Казалось, молодой человек упрашивает о чем-то свою спутницу, но так умело и красиво, что не стесняется даже чужих людей. А третий класс лишь изредка посматривает вверх и одобрительно прищелкивает языком.
И откуда такие слова — за душу ноготком…
О-о-отвори потихоньку калитку
И войди в тихий сад, словно тень.
Не забудь потемнее накидку,
Кружева на головку надень…
Белая ночь плыла над Вычегдой в неведомое, распластав под луной крылья серебристых облаков. И Якову опять стало обидно за чернобурку, за лося, за погибшую собаку, за все, что было и есть… Нет, он никому не завидовал, но ему просто чуть-чуть стало жаль себя, своих рук и меткого глаза, неутомимых, натруженных ног. Ему было жаль, что он до двадцати лет не мог, не имел времени жениться…
Перед рассветом надо было сходить на берег. Пароход делал остановку недалеко от его деревни.
7. Третьей гильдии
уезд
Как обычно бывает, знакомство Григория с Ириной состоялось в первые же дни.

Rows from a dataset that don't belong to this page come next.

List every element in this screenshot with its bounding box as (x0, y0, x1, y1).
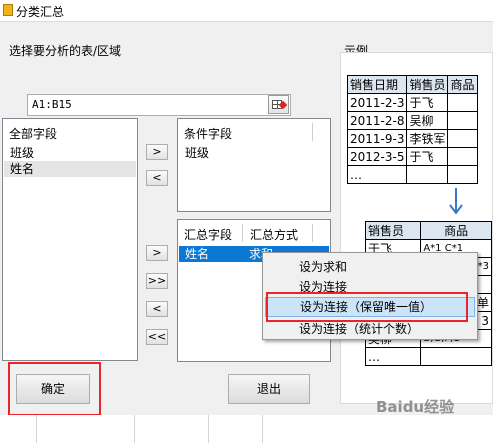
range-input[interactable]: A1:B15 (27, 94, 291, 116)
example-source-table: 销售日期 销售员 商品 2011-2-3 于飞 2011-2-8 吴柳 2011-9… (346, 75, 478, 184)
table-cell: 2011-2-3 (346, 93, 408, 112)
title-bar: 分类汇总 (0, 0, 493, 22)
add-condition-button[interactable]: > (146, 144, 168, 160)
baidu-watermark: Baidu经验 (376, 398, 455, 416)
remove-summary-button[interactable]: < (146, 301, 168, 317)
all-fields-header: 全部字段 (9, 127, 58, 141)
remove-all-summary-button[interactable]: << (146, 329, 168, 345)
example-panel: 销售日期 销售员 商品 2011-2-3 于飞 2011-2-8 吴柳 2011-9… (340, 52, 493, 404)
condition-fields-list[interactable]: 条件字段 班级 (177, 118, 331, 212)
add-all-summary-button[interactable]: >> (146, 273, 168, 289)
condition-fields-header: 条件字段 (184, 127, 233, 141)
table-cell: 2011-2-8 (346, 111, 408, 130)
table-header: 销售日期 (346, 75, 408, 94)
table-cell: 吴柳 (406, 111, 449, 130)
menu-item-set-sum[interactable]: 设为求和 (265, 257, 475, 277)
table-cell: … (346, 165, 408, 184)
table-cell: 于飞 (406, 147, 449, 166)
range-picker-button[interactable] (268, 95, 289, 114)
spreadsheet-strip (0, 415, 493, 443)
table-header: 销售员 (364, 221, 422, 240)
table-header: 销售员 (406, 75, 449, 94)
table-cell: 2012-3-5 (346, 147, 408, 166)
summary-field-column-header: 汇总字段 (184, 228, 233, 242)
table-header: 商品 (420, 221, 492, 240)
all-fields-list[interactable]: 全部字段 班级 姓名 (2, 118, 138, 361)
list-item[interactable]: 班级 (179, 145, 329, 161)
add-summary-button[interactable]: > (146, 245, 168, 261)
exit-button[interactable]: 退出 (228, 374, 310, 404)
window-title: 分类汇总 (16, 5, 65, 19)
range-label: 选择要分析的表/区域 (9, 44, 122, 58)
highlight-menu-item (266, 292, 468, 322)
summary-method-column-header: 汇总方式 (250, 228, 299, 242)
table-cell: 2011-9-3 (346, 129, 408, 148)
list-item[interactable]: 姓名 (4, 161, 136, 177)
highlight-ok-button (8, 362, 101, 416)
summary-field-cell: 姓名 (185, 247, 210, 261)
table-cell: … (364, 347, 422, 366)
table-cell: 于飞 (406, 93, 449, 112)
table-cell: 李铁军 (406, 129, 449, 148)
list-item[interactable]: 班级 (4, 145, 136, 161)
remove-condition-button[interactable]: < (146, 170, 168, 186)
app-icon (3, 4, 13, 16)
down-arrow-icon (449, 188, 463, 215)
menu-item-set-concat-count[interactable]: 设为连接（统计个数） (265, 319, 475, 339)
table-header: 商品 (447, 75, 478, 94)
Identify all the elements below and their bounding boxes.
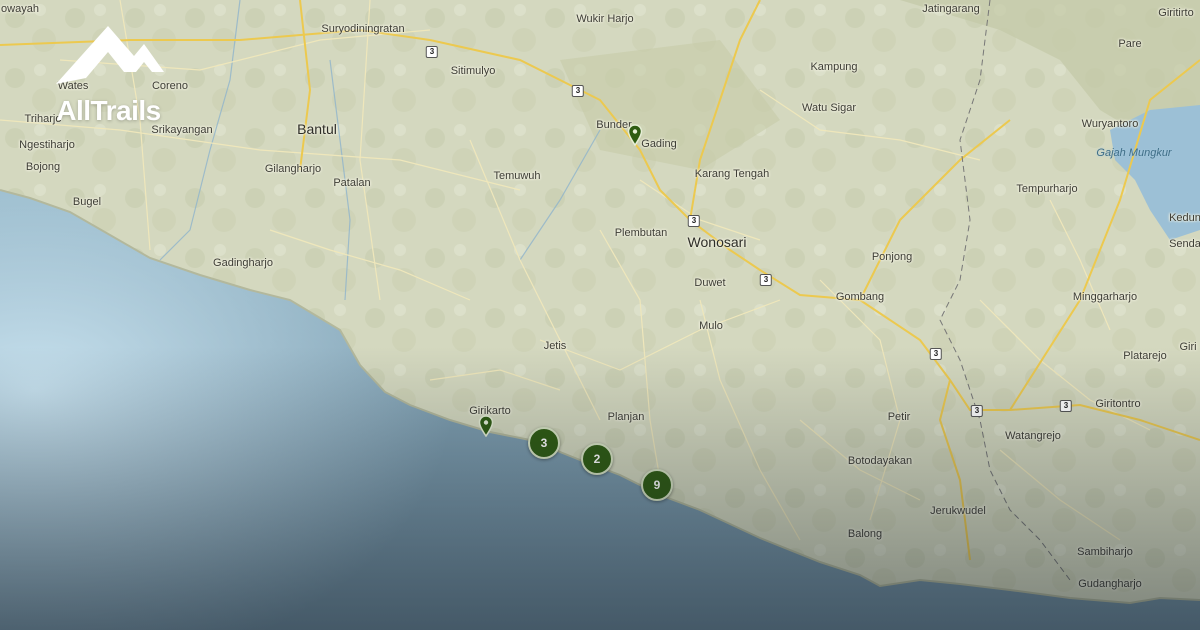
place-label-watu-sigar: Watu Sigar <box>801 102 857 114</box>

Никит-Паш, разумный хозяин, не мог не держать на пароходе хотя бы крошечного буфета, где пассажир первого или второго класса имел бы возможность оставить полтинник, а то и червонец. Грише понадобилось не много усилий, чтобы «по чистой случайности» оказаться с нею за одним столиком в тесном уголке буфета. Вскоре Григорий убедился, что он мог бы и раньше заговорить с Ирочкой и не получил бы отпора. Она сама искала общества, чтобы в какой-то мере разрядить душевное напряжение, вызванное вероломством Парадысского, последними сведениями о делах отца, которые заставили ее бросить учение и спешить в родной дом.
Открыть душу кому-нибудь, выговориться, выплакаться было единственным желанием Ирины, в одиночестве коротавшей часы. После двух-трех первых слов Григорий распечатал бутылку недорогого вина и прямо спросил ее, наливая в непротертую стопку:
— Пьете?
— Пью, — ответила она, чем несказанно обрадовала бывшего трагика. Григорий поругивал себя за два потерянных вечера.
Она поведала ему о неблагодарности польского дворянина. Григорий искренне удивился-поступку Парадысского и обругал его самыми последними словами, разумеется допустимыми в обществе дамы. Девушка определенно нравилась Григорию.
Ирина выразила удивление: каким образом Парадысскому доверялось важное дело и земские средства, если он не мог проявить элементарной порядочности? Тут Гриша проявил неожиданную искушенность в вопросах земской и иной общественной деятельности и доказал методом «от противного», что прохвосты всегда преуспевали в общественных начинаниях и будут преуспевать, если, разумеется, найдут это для себя выгодным.
— Есть даже поговорка: не трудиться, а пастись на общественной ниве, — заметил он, не претендуя на авторство: эту истину он слышал где-то раньше, но не придал ей большого значения, ибо тогда она нуждалась в подтверждении.
К Усть-Сысольску подъезжали как добрые знакомые, и Ирочка уже знала, что Гриша служит в нефтяной компании великой княгини Марии Павловны, а в недавнем прошлом играл на сцене и по этой причине не приобрел еще семейного очага. Все сказанное им не могло не заинтересовать, но Ирочку покамест занимали собственные мысли, незажившие обиды, и Григорий должен был запастись терпением, если искал дружбы с нею.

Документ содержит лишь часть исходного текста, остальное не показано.